Supreme Court and First Amendment

from NYTimes:
"The Supreme Court on Friday agreed to decide whether the First Amendment requires that the names of people who sign ballot-initiative petitions be kept secret." and "The Ninth Circuit panel said it was unclear whether petition signatures were speech protected by the First Amendment. In any event, it said, the signatures were gathered in public with no promise of confidentiality and collected on sheets with space for 20 signatures each."
James Bopp Jr., a lawyer for Protect Marriage Washington, said in a statement that the Ninth Circuit’s decision infringed “the rights of citizens who support a traditional definition of marriage to speak freely and without fear.”

If I sign a petition with 20 spaces on it, I can read who those people are and they can see mine. It’s public.

Read more below the fold:

More important is the nature of gathering signatures. 1. the petition is promoted by people with a point of view who are “sorting out” unwanted opinion. 2. there is no oversight and accountability. 3. the signatures are rarely verified as they are being taken (sometimes it’s a clipboard on the counter “Please sign”) 4. people lie and sign more than once with other names. 5. People sign without reading or they’ll sign a different sheet of paper with a different petition or they’ll take the interpretation with question.

No, I need to KNOW that all those signatures are really people living in my town and that they have had the same presentation, read the same text, and did support the measure. I have seen petitions thrown out because the people who “signed” weren’t in state at the time and were against the proposal. Can’t do that if it’s all hush-hush.

An election is different because it is done under supervision of all parties, with strict rules of confidentiality. I have to present ID to prove I have registered and that I am I, etc. Even then, there are problems but I at least feel confident that the results reflect what the majority of the people in my town want, rather than a biased subslice of activists.

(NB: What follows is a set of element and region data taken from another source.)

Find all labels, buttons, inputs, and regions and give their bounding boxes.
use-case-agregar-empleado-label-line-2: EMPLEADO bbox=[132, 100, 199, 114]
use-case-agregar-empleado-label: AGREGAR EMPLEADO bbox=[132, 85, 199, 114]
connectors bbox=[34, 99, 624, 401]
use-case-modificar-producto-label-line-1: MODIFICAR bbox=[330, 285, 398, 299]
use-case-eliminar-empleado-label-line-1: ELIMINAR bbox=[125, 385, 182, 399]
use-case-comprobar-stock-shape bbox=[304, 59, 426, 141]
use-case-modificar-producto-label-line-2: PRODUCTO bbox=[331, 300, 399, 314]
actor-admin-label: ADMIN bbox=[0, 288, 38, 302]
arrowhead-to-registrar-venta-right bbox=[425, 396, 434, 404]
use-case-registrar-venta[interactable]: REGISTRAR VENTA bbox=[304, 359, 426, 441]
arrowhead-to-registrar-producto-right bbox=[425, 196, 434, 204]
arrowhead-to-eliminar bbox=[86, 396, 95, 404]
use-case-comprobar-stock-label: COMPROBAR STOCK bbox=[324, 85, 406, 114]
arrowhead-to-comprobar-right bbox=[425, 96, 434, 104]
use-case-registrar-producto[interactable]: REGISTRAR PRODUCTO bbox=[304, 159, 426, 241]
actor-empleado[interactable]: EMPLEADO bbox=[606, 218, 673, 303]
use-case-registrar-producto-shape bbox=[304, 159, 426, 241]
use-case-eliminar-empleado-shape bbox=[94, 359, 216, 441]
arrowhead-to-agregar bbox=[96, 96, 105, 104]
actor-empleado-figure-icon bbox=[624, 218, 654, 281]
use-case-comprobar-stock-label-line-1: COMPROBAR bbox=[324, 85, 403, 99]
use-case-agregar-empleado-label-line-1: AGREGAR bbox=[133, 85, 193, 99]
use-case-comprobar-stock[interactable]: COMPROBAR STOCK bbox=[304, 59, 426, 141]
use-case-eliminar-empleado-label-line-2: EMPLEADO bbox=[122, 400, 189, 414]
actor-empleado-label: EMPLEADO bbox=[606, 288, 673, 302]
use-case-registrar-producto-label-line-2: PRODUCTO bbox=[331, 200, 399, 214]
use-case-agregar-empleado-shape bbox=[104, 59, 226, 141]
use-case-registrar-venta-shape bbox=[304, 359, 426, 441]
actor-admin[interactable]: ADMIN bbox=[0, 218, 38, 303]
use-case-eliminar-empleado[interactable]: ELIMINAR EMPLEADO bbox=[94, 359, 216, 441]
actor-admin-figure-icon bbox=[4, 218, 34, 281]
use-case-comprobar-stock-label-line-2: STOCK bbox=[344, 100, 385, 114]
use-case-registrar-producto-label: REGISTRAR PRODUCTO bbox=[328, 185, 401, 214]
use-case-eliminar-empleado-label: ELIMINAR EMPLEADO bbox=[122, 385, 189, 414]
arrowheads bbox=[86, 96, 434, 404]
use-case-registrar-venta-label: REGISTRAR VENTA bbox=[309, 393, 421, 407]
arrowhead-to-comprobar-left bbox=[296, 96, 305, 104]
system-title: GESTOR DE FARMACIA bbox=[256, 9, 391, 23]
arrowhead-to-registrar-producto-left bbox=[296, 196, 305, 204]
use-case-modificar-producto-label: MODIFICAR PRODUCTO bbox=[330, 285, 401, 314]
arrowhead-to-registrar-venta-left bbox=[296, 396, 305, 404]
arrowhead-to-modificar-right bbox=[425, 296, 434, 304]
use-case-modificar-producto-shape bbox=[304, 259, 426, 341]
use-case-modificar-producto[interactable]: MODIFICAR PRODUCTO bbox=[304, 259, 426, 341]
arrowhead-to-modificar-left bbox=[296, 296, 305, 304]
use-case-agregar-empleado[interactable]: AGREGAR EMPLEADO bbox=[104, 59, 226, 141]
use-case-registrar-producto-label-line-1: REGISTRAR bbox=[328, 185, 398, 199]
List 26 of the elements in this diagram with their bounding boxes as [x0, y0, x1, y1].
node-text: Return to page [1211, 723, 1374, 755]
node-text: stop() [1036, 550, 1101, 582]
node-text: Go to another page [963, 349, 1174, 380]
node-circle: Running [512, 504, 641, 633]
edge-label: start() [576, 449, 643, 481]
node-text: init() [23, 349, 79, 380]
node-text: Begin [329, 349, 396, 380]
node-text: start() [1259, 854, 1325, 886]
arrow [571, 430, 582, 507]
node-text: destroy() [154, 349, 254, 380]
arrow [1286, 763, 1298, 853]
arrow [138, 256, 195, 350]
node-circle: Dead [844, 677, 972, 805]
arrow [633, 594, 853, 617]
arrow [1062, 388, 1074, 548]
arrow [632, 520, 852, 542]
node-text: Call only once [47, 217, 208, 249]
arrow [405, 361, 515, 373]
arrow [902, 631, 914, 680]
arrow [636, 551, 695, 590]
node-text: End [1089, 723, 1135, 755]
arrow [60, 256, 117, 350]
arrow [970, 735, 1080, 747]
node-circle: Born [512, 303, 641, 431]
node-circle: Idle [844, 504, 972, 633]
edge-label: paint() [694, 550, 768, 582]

The lawyer is confusing the issue with ““the rights of citizens who support a traditional definition of marriage to speak freely and without fear.” If harassment’s a problem, then deal with the harassment.

You have the right to speak freely. That implies “in public” as well. Anyone who needs to speak freely while incognito can get a blog.

I can't wait for this decision to coincide with that law granting petitioners the ability to close schools.

Can you imagine a petition in which you can't challenge the signatures and but that you must take action for: you must close the school or change the administration? What an incredible mess that would be.